Since January, pending sales have not been at their current low, while the number of homes selling below market rates is at its highest level since 2020. While new homes for sale are down a 14 percent from the same time in 2021.
Redfin’s Jason Aleem is quoted in the report as saying, “It is imperative that home sellers react quickly and aggressively as the market changes.”
He continued: ‘This means adjusting your price right away if you want to be competitive and attract bids from a smaller pool of qualified buyers. If your house is not the ‘belle of the ball’ in your neighborhood, you will have to reduce the price to sell it.’

According to the Redfin report, the rise in mortgage rates of about seven percent is the highest since July 2007, shortly before the crash that triggered the Great Recession.

One of Redfin’s key indicators of the decline in potential buyers is the fact that “homes for sale” as a Google search term dropped 33 percent this September compared to the same period last year.

New home listings are down 14 percent from a year ago.
One of Redfin’s key indicators of the decline in potential buyers is the fact that “homes for sale” as a Google search term dropped 33 percent this September compared to the same period last year.
Other factors, such as home tour requests, have dropped along with mortgage purchase requests.
At the time of this writing, the median home price in the United States is $369,250, an increase of seven percent year over year.
Sales prices in crime-ridden San Francisco are down 4 percent, while those in New Orleans are down 11 percent.
Mortgage buyer Freddie Mac reported Thursday that the key 30-year average rate rose to 6.70 percent from 6.29 percent last week.

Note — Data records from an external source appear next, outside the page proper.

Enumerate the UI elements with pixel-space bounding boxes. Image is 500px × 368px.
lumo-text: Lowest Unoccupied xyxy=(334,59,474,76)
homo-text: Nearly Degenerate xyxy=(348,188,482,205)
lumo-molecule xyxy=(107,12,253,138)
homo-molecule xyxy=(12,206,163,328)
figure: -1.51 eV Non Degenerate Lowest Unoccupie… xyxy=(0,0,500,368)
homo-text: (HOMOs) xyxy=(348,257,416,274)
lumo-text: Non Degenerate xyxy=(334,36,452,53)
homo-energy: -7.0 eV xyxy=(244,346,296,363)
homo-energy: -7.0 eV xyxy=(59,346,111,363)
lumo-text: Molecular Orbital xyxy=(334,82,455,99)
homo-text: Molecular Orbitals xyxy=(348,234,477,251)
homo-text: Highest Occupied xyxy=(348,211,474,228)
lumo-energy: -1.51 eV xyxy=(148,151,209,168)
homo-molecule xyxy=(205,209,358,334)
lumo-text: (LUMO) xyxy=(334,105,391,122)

By contrast, the rate stood at 3.01 percent a year ago.
The average rate on 15-year fixed-rate mortgages, popular with those looking to refinance their homes, jumped to 5.96 percent from 5.44 percent last week.
Rapidly rising mortgage rates threaten to push out more homebuyers after more than doubling in 2022. Last year, would-be homebuyers expected rates well below 3 percent.
Freddie Mac noted that, for a typical mortgage amount, a borrower who locked in at the high end of the weekly rate range over the past year would pay several hundred dollars more than a borrower who locked in at the low end of the range.

Seattle’s housing market is slowing faster than any other in the country, a new study has revealed, as cash-strapped buyers increasingly turn away from home purchases.
Last week, the Federal Reserve raised its benchmark interest rate by another three-quarters of a point in an effort to tighten the economy, its fifth increase this year and the third consecutive rise of 0.75 percentage point.
Perhaps nowhere is the effect of the Fed’s action more apparent than in the housing sector. Existing home sales have been in decline for seven straight months as rising borrowing costs put homes out of reach for more people.
The government reported on Thursday that the US economy, battered by rising consumer prices and rising interest rates, shrank at an annual rate of 0.6% between April and June. That was unchanged from the previous estimate for the second quarter.
Fed officials have forecast they will raise their benchmark rate further to about 4.4% by the end of the year, one point higher than they had forecast in June. And they hope to raise the rate again next year, to around 4.6%. That would be the highest level since 2007.
By raising lending rates, the Federal Reserve makes it more expensive to get a mortgage and a car or business loan. So consumers and businesses presumably borrow and spend less, cooling the economy and slowing inflation.
Mortgage rates don’t necessarily reflect Federal Reserve rate increases, but they do tend to track the yield on the 10-year Treasury note. That’s influenced by a variety of factors, including investor expectations about future inflation and global demand for US Treasuries.